Still, American Apartheid and its capitalist principles will not die easily. Its endurance is also tied to the demise of old socialist parties that are fading or imploding. The contradiction here is that as they are fading so is capitalism experiencing great challenges and difficulties, especially since the global crash economic of 2008. It's this failure of American (and global) capitalism that spawned increasing mass opposition to it and a renewed interest and embrace of socialism by about 40 percent of young Americans. That's because they see no future for them in a system plagued by injustice, structured poverty, racism and wealth disparities. The ugly, distorted optics of a system owned and controlled by the 1 percent of 1 percent of American capitalists, where healthcare is a cash cow for the pharmaceutical industry, and where the U.S. Congress and Federal Government now does the bidding of a tiny, uber-rich American elite, is not sitting well with millennials and younger Americans now heavily in debt. Capitalism, for all its much-touted successes, has failed to create hope for an entire generation of Americans.

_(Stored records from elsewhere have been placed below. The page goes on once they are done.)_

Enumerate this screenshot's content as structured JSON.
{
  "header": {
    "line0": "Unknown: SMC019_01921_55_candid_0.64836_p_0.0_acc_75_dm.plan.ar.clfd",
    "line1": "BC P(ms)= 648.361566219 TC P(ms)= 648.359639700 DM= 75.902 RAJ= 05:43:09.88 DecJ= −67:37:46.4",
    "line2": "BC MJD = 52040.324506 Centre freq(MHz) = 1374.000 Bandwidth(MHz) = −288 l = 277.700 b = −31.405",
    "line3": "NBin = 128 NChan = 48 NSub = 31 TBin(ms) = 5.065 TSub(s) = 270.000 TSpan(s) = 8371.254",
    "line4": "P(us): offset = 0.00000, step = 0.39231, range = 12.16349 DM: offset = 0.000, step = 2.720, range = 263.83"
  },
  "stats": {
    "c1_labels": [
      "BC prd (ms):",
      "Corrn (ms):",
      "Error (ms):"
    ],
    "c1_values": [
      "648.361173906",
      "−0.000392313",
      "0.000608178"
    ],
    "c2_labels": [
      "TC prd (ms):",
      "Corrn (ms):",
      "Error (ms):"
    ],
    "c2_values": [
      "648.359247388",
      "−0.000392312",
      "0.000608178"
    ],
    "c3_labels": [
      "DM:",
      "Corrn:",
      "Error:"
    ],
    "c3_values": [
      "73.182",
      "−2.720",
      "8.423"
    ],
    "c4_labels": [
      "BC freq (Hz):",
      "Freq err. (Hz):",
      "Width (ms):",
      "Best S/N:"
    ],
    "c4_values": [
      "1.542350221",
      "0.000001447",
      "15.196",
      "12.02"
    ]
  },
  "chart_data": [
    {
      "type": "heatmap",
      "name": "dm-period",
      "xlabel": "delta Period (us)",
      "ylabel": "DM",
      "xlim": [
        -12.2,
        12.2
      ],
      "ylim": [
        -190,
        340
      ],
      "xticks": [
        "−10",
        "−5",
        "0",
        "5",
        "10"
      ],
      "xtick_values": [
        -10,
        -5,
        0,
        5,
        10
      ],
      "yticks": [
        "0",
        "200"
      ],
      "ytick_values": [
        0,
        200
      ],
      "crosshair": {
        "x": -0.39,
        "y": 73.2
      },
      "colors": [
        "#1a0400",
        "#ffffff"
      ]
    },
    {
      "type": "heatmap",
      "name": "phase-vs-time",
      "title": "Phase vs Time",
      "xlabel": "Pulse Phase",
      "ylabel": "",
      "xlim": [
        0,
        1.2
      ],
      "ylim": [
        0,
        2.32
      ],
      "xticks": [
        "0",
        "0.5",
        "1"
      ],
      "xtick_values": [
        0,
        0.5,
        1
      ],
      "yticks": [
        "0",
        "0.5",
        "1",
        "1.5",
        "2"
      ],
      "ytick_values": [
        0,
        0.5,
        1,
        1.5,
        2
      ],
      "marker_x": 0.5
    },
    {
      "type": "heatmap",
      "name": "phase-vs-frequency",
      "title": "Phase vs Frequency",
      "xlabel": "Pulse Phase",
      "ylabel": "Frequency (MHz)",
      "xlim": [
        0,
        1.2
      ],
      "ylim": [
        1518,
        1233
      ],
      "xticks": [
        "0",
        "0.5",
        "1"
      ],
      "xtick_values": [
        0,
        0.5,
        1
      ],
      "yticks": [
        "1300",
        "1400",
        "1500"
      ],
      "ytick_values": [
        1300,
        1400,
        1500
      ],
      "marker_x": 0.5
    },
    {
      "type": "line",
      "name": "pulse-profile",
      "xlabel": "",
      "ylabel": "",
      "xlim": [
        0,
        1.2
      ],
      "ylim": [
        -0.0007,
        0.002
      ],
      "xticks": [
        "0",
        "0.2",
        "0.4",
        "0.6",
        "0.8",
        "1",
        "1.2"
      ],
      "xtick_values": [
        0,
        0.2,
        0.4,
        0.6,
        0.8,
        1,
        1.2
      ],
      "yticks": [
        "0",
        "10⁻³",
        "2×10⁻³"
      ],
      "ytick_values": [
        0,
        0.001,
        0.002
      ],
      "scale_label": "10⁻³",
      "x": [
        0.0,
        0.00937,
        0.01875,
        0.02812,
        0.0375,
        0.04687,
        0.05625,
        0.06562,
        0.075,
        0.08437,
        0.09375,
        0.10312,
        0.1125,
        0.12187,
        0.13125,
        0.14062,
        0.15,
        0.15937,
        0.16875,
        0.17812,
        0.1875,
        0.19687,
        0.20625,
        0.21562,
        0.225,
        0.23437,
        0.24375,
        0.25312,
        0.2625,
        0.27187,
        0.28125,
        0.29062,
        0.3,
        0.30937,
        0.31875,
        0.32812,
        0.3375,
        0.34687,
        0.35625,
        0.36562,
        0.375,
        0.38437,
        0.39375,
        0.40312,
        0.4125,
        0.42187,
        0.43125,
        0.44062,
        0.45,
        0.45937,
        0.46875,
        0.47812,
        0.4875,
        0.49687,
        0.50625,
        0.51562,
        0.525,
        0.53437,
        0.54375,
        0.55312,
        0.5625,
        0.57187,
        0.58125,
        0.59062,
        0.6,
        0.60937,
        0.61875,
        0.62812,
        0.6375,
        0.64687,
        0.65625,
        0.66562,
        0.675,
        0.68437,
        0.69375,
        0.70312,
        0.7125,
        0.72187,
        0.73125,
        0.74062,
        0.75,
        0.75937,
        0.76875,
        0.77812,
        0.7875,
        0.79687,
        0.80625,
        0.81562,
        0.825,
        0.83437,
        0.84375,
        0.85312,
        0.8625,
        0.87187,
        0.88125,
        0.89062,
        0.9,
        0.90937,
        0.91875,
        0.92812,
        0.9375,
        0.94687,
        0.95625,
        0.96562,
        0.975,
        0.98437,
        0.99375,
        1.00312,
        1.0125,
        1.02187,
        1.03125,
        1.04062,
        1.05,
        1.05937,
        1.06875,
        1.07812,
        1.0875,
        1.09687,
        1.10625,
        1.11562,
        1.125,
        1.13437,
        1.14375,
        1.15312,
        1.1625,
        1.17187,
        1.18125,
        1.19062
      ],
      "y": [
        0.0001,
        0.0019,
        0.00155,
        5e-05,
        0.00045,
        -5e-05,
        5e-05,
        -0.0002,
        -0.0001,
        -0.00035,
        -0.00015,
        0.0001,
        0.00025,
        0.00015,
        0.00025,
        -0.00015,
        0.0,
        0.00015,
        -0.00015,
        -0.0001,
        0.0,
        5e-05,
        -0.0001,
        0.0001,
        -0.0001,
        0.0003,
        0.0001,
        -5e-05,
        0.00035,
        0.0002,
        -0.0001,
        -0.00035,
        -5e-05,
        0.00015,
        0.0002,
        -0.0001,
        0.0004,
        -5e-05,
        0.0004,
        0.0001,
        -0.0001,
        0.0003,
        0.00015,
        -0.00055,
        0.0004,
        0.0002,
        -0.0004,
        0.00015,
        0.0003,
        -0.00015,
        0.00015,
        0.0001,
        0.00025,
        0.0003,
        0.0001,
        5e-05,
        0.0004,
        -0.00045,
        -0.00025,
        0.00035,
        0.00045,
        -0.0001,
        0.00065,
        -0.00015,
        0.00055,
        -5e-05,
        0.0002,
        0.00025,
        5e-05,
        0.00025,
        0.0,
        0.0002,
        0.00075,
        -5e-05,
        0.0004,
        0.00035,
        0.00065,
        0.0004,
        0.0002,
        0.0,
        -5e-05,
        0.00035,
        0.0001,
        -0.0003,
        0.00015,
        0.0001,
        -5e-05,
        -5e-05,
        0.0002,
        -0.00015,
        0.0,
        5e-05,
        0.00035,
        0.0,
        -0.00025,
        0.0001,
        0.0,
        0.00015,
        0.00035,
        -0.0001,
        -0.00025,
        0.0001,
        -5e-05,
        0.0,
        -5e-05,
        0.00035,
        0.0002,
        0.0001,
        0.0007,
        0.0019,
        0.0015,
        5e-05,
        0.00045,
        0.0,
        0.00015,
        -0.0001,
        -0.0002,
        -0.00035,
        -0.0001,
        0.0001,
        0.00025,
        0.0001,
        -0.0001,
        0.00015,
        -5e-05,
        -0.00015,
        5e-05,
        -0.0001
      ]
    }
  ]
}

So what that social resistance desperately needs is a new socialism with attractive, basic transformative goals. The point is rather and finally to transfer power into the hands of the change-making workers themselves. That will be no easy task. There will be no quarter given by the supporters of American Apartheid. American capitalism is old and sick but not dead. Still, power is more than mere politics. I'm referring to the collective social power at the economic base of American society, fund in the thousands of workplaces producing the goods and services upon which all our social lives depend.